Piazza San Graziano gremita nonostante l’ora (le 17), nonostante il giorno (un giovedì di metà settembre). Diversamente non potrebbe essere per un premio Nobel italiano, Dario Fo, che presenta il suo ultimo libro su Lucrezia Borgia, La figlia del papa, e dialoga con Dacia Maraini.

Ancor prima dell’incontro Fo è circondato da giornalisti e ragazzi che lo ascoltano mentre parla, panama bianco in testa e l’immancabile sorriso sornione sul volto. Poi è il momento di calcare il palco per replicare alle domande della Maraini, a cui Fo risponde da attore, in piedi, recitando il suo pensiero e la storia che ha scelto di narrare nel libro.
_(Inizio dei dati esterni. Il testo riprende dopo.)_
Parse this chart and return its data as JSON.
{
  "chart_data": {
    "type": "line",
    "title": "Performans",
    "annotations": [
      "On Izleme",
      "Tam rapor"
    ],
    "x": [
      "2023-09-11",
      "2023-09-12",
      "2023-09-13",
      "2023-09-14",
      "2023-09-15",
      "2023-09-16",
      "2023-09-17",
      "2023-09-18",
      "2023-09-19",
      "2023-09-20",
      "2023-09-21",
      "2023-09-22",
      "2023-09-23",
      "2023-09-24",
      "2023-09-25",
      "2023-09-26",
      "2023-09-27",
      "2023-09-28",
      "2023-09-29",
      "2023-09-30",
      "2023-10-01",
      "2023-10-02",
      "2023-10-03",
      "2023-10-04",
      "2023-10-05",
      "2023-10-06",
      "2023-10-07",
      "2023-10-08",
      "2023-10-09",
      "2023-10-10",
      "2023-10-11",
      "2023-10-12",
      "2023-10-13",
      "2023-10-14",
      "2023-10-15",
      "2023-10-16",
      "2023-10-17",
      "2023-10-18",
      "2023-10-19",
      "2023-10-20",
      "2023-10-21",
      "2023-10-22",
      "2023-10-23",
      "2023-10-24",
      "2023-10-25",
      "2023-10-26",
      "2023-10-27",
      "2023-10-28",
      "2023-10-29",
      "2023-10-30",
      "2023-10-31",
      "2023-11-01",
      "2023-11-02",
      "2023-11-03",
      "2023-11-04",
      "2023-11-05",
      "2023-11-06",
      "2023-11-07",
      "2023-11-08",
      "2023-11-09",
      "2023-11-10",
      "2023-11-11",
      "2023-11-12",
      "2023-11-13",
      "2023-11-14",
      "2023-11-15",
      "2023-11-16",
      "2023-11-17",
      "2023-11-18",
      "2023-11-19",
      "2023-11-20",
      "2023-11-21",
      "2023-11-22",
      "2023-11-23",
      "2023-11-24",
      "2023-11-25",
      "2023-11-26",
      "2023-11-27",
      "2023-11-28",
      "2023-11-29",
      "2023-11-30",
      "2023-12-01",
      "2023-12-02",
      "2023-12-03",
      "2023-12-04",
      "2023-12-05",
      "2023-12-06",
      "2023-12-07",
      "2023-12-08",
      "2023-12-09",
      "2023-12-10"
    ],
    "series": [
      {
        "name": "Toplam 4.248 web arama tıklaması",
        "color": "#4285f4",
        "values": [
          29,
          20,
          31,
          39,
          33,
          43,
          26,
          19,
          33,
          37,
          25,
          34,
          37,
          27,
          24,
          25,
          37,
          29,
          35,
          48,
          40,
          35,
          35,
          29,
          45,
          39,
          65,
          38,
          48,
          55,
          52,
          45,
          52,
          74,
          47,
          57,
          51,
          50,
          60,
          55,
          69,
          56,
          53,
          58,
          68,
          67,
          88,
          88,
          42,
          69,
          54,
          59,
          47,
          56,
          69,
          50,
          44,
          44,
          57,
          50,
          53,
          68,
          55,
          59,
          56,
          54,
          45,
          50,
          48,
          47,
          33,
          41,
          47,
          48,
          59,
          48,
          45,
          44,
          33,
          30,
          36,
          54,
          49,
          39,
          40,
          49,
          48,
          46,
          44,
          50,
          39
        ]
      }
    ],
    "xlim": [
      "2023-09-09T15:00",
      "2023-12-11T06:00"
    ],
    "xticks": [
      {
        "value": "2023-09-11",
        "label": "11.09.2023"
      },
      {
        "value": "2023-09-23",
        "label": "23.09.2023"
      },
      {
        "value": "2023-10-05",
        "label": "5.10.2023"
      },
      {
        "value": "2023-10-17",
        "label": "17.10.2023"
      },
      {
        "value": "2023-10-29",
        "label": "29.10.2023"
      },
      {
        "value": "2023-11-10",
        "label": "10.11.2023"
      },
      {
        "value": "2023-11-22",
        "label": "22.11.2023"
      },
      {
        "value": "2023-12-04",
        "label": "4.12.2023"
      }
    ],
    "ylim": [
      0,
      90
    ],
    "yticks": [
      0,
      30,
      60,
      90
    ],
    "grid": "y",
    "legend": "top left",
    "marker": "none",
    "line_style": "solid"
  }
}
Una storia famosa, quella di una donna figlia del papa, Bonifacio VIII, sorella di Cesare Borgia, il Valentino, e forse amante di entrambi. La storia ha sempre descritto Lucrezia come una lussuriosa approfittatrice, ma Fo ha voluto narrare un’altra versione dei fatti, restituire la verità al personaggio. Dopo ricerche compiute assieme al suo team, emerge la figura di una ragazza forte, che si indegna quando le viene rivelato chi è suo padre, che è usata come merce di scambio in politica e che sa essere rivoluzionaria. Tra le pagine del libro spiccano episodi interessanti: Lucrezia è stata infatti capace di allestire un esercito per battere Venezia, impresa per nulla semplice, e di vivere una storia d’amore sincero con il poeta Pietro Bembo.
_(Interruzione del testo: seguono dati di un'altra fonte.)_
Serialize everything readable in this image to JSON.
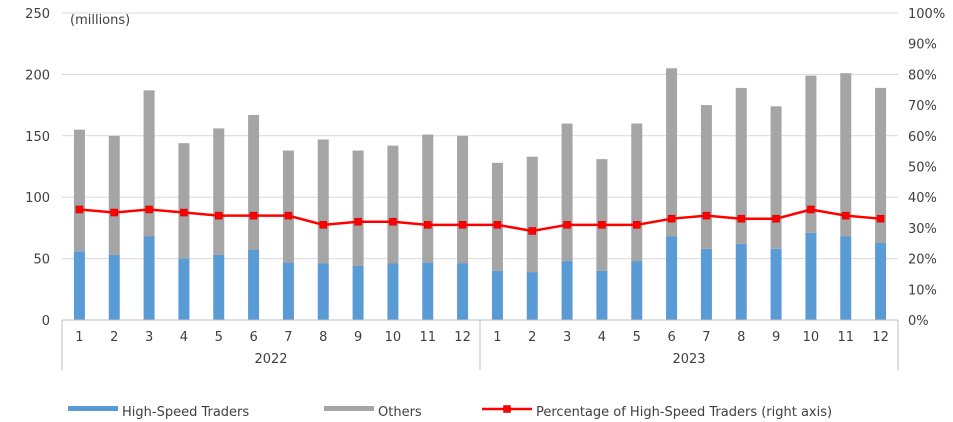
{
  "chart_data": {
    "type": "bar",
    "stacked": true,
    "unit_label": "(millions)",
    "years": [
      {
        "label": "2022",
        "months": [
          "1",
          "2",
          "3",
          "4",
          "5",
          "6",
          "7",
          "8",
          "9",
          "10",
          "11",
          "12"
        ]
      },
      {
        "label": "2023",
        "months": [
          "1",
          "2",
          "3",
          "4",
          "5",
          "6",
          "7",
          "8",
          "9",
          "10",
          "11",
          "12"
        ]
      }
    ],
    "series": [
      {
        "name": "High-Speed Traders",
        "kind": "bar",
        "axis": "left",
        "color": "#5b9bd5",
        "values": [
          56,
          53,
          68,
          50,
          53,
          57,
          47,
          46,
          44,
          46,
          47,
          46,
          40,
          39,
          48,
          40,
          48,
          68,
          58,
          62,
          58,
          71,
          68,
          63
        ]
      },
      {
        "name": "Others",
        "kind": "bar",
        "axis": "left",
        "color": "#a5a5a5",
        "values": [
          99,
          97,
          119,
          94,
          103,
          110,
          91,
          101,
          94,
          96,
          104,
          104,
          88,
          94,
          112,
          91,
          112,
          137,
          117,
          127,
          116,
          128,
          133,
          126
        ]
      },
      {
        "name": "Percentage of High-Speed Traders (right axis)",
        "kind": "line",
        "axis": "right",
        "color": "#ff0000",
        "values": [
          0.36,
          0.35,
          0.36,
          0.35,
          0.34,
          0.34,
          0.34,
          0.31,
          0.32,
          0.32,
          0.31,
          0.31,
          0.31,
          0.29,
          0.31,
          0.31,
          0.31,
          0.33,
          0.34,
          0.33,
          0.33,
          0.36,
          0.34,
          0.33
        ]
      }
    ],
    "y_left": {
      "min": 0,
      "max": 250,
      "ticks": [
        "0",
        "50",
        "100",
        "150",
        "200",
        "250"
      ]
    },
    "y_right": {
      "min": 0,
      "max": 1,
      "ticks": [
        "0%",
        "10%",
        "20%",
        "30%",
        "40%",
        "50%",
        "60%",
        "70%",
        "80%",
        "90%",
        "100%"
      ]
    },
    "grid": true,
    "legend_position": "bottom"
  }
}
La Maraini fa domande precise all’autore, che quasi si perde nei meandri del racconto tanta è la passione con cui racconta la vita di Lucrezia. Si vede bene la sua ammirazione per questa donna spietata, ma anche colta, sincera e diretta. Alla domanda sul senso di questo personaggio oggi, Fo risponde: “Lucrezia ci insegna come tutto si possa buttare all’aria e si possa inventare un altro modo di stare al mondo“.
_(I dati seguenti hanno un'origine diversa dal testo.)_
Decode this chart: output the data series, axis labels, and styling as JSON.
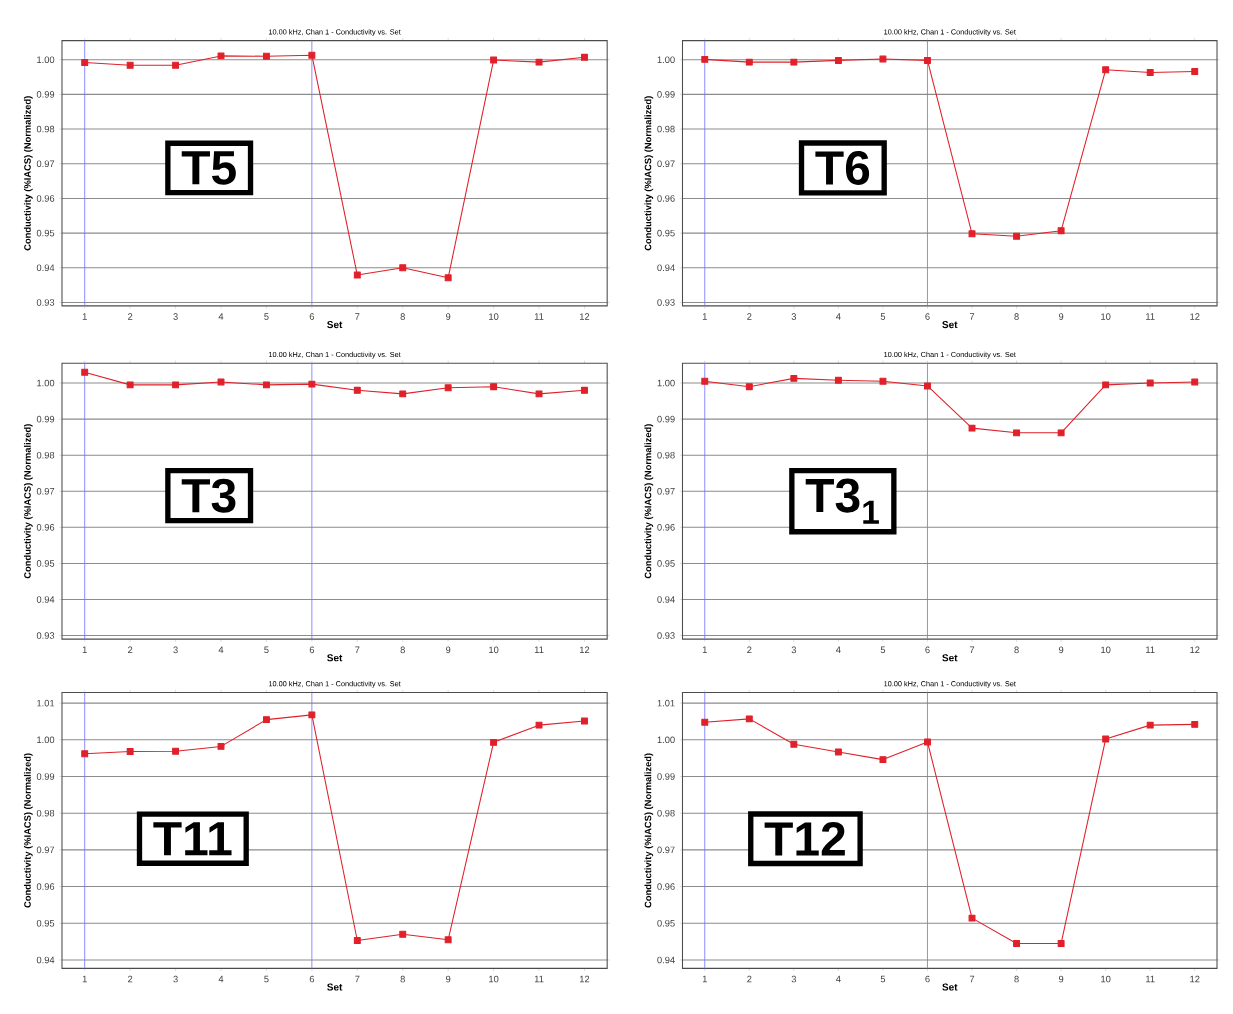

Da attore e artista a tutto tondo qual è, Fo rivela anche che ha preparato uno spettacolo teatrale sull’argomento, con tanto di sagome che entrano sul palco e quadri a fare da scenografia. I ringraziamenti finali vanno a Franca Rame, presente nelle prime file, e alla Maraini: “Essere qui è il mio atto d’amore per Dacia“. Solo la presenza di un secondo incontro con l’autore riesce a fermare l’eloquenza di Fo, che si concede infine al pubblico per la firma delle copie del suo libro.

 

A succederlo sul palco Lidia Ravera. L’autrice, che ha raggiunto la notorietà nel 1976 con il romanzo “Porci con le ali” scritto a quattro mani con Marco Lombardo Radice, oggi ha all’attivo quasi 30 titoli ed è Assessore alla cultura e allo sport della Regione Lazio. Al pubblico aronese presenta il suo ultimo lavoro, “Piangi pure“, la storia di un amore senile. Alla domanda sul perché di tale argomento, la Ravera risponde:” La scrittura è un modo per esorcizzare le paure. Su 29 libri che ho scritto 20 parlano di morte e vecchiaia, perché sono un mio grande timore“. Un “amore nei tempi supplementari“, quindi, narrato attraverso il diario della protagonista, Iris, che si apre e si concede la possibilità del desiderio per Carlo, vecchio psicanalista affetto da una grave malattia.

Ma il libro affronta un anche un altro tema, quello dell’adulterio, perché Carlo è sposato. La Ravera si chiede quale sia il significato del tradimento oggi, epoca in cui il matrimonio non è più un’istituzione. Dalle pagine di “Piangi pure” emerge un rifiuto della giovinezza come unica età lecita per vivere pienamente la propria vita, una rivendicazione di alcuni spazi considerati tabù, come quello della sensualità, anche per gli anziani, sempre più numerosi nella società.  C’è anche però un dire no allo scimmiottarsi tra generazioni. Come dire che per ogni età c’è un modo preciso di vivere i diversi aspetti della vita. Ancora una volta la Ravera lotta contro gli stereotipi e le ipocrisie per l’affermazione delle libertà personali, soprattutto delle donne, temi che dal suo esordio non ha abbandonato.